Nein, ich brauche keine Hinweise von Außen um das vorhandene Glück zu sehen, ich seh das
schon selber. Und natürlich bin ich froh, dass meine vier Kinder gesund sind (, ich einen
wundervollen Mann habe,) aber es ändert rein gar nichts daran, dass unser jüngstes Kind
scheinbar nicht gesund genug war, es ist verstorben. Diese zwei Tatsachen sind einfach
unabhängig von einander.
Es ist mir egal, ob ich noch jung genug bin und mein Körper bewiesen hat, dass er es kann.
Es ändert nichts an unserer Sehnsucht und an unserer Trauer. Und vor allem unserer Angst,
es könnte wieder passieren und unser Kinderwunsch bliebe unerfüllt. Bin ich doch selbst der
beste Beweis dafür, dass es viermal wie am Schnürchen klappen kann und dann nicht mehr.
Und nein ich werde mich nicht zusammen reißen, weil ich „so viele tolle Kinder habe, da kommt
es auf eines mehr oder weniger doch gar nicht mehr drauf an“, denn unser Kind war kurz da
und nun ist es fort. Es kommt sehr wohl darauf an. Es macht sehr wohl einen Unterschied.
Nein, ich möchte nichts hören von Entzündungen, die zu Fehlgeburten führen können, nein ich
möchte nicht daran erinnert werden, dass ich es wohlmöglich mit verschuldet haben könnte.
Nein, ich möchte nichts von ungünstigen Magnetfeldern und Wasserlinien hören, die mein Kind
haben nicht bleiben lassen.
Und doch, es ist schlimm, auch wenn wir schon vier Kinder haben, denn der Kinderwunsch ist
der gleiche, seit einem Jahr. Unser Kind war bei uns. Und nun nicht mehr.

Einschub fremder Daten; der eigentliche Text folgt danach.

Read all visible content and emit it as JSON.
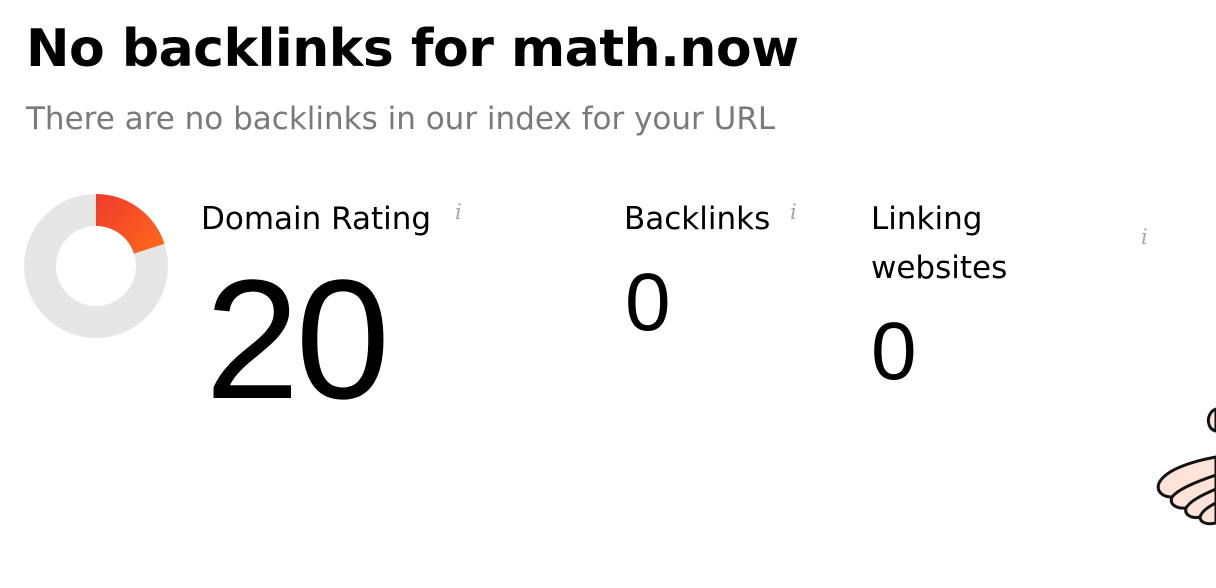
{
  "header": {
    "title": "No backlinks for math.now",
    "subtitle": "There are no backlinks in our index for your URL"
  },
  "metrics": {
    "domain_rating": {
      "label": "Domain Rating",
      "value": "20",
      "gauge_fraction": 0.2,
      "info_glyph": "i"
    },
    "backlinks": {
      "label": "Backlinks",
      "value": "0",
      "info_glyph": "i"
    },
    "linking_websites": {
      "label": "Linking websites",
      "value": "0",
      "info_glyph": "i"
    }
  },
  "icons": {
    "info": "info-icon",
    "hand": "hand-illustration"
  },
  "colors": {
    "gauge_start": "#ee3a2c",
    "gauge_end": "#ff6a1a",
    "gauge_track": "#e6e6e6",
    "subtitle": "#7a7a7a",
    "info_icon": "#a6a6a6",
    "hand_fill": "#fde3d8"
  }
}
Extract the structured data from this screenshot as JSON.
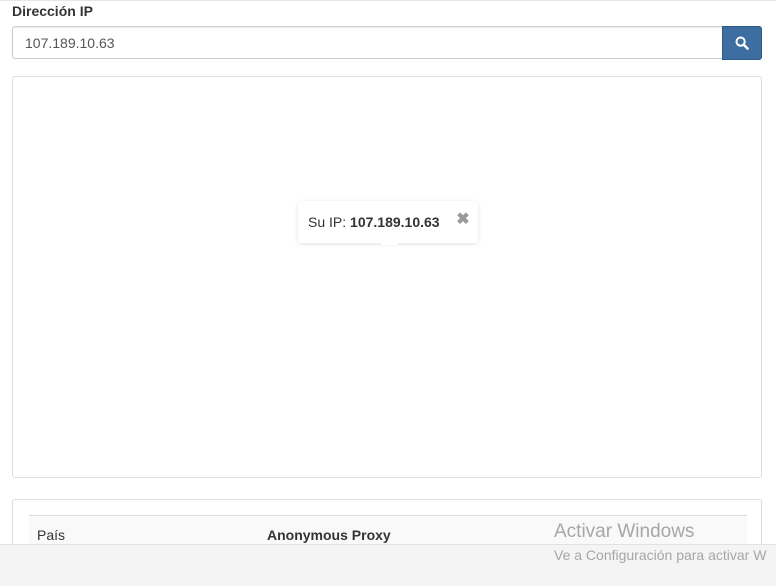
{
  "ip_field": {
    "label": "Dirección IP",
    "value": "107.189.10.63"
  },
  "search_button": {
    "icon": "search-icon"
  },
  "map": {
    "popup": {
      "prefix": "Su IP:",
      "ip": "107.189.10.63",
      "close_glyph": "✖"
    }
  },
  "info_table": {
    "rows": [
      {
        "key": "País",
        "value": "Anonymous Proxy"
      }
    ]
  },
  "windows_watermark": {
    "title": "Activar Windows",
    "subtitle": "Ve a Configuración para activar W"
  },
  "colors": {
    "accent": "#3d6ea1",
    "border": "#dddddd",
    "watermark": "#a6a6a6"
  }
}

Die meisten meinen es wohl gut, sie wollen trösten. Viele wissen auch nicht wie damit umgehen
und natürlich geht jede Frau, jede Familie damit anders um, aber reicht nicht ein simples:
Es tut mir leid für euch. Reicht das nicht? Dann kann immer noch jede Frau sagen, es würde schon
gehen und wäre halb so wild, oder aber das sie sehr leidet. Aber was niemand braucht ist wohl
eine Analyse der Situation.
Es ist auch nicht unser einziges Gesprächsthema. Das Leben rollt einfach weiter und wir lassen
uns treiben, hier verarbeite ich nur in Worte, was mich bewegt. So wie ich das auch mit meinen
Freunden tue. Im Vordergrund steht hier gerade der Verlust. Auch wenn zu Hause die Gedanken
auch im Januar sind, hin und wieder bei Schulbewerbungen und Schuleingangsuntersuchungen.
Gestern war genau so ein Moment, wie ich meine Gefühle, auf und ab beschreiben würde. Wir
hatten seitens des Kindergarten einen wunderschönen Abend dank der Aufführung der tollen
Vorschulkinder, wir strahlten, grinsten grenzdebil, hatten Freudentränen in den Augen, schmachteten
unser tolles, wohl auf immer einziges unglaubliches Tochterkind an, alles war einfach großartig bis
dann zum Ende, als wir „Stille Nacht“ singen sollten, da sank ich zusammen in mir, denn es sollte
doch anders sein, eigentlich war da jemand und der hätte dabei sein müssen… wie wir immer
scherzten, das arme Kind, was denkt das nur angesichts des Rambazambas in dem es wächst…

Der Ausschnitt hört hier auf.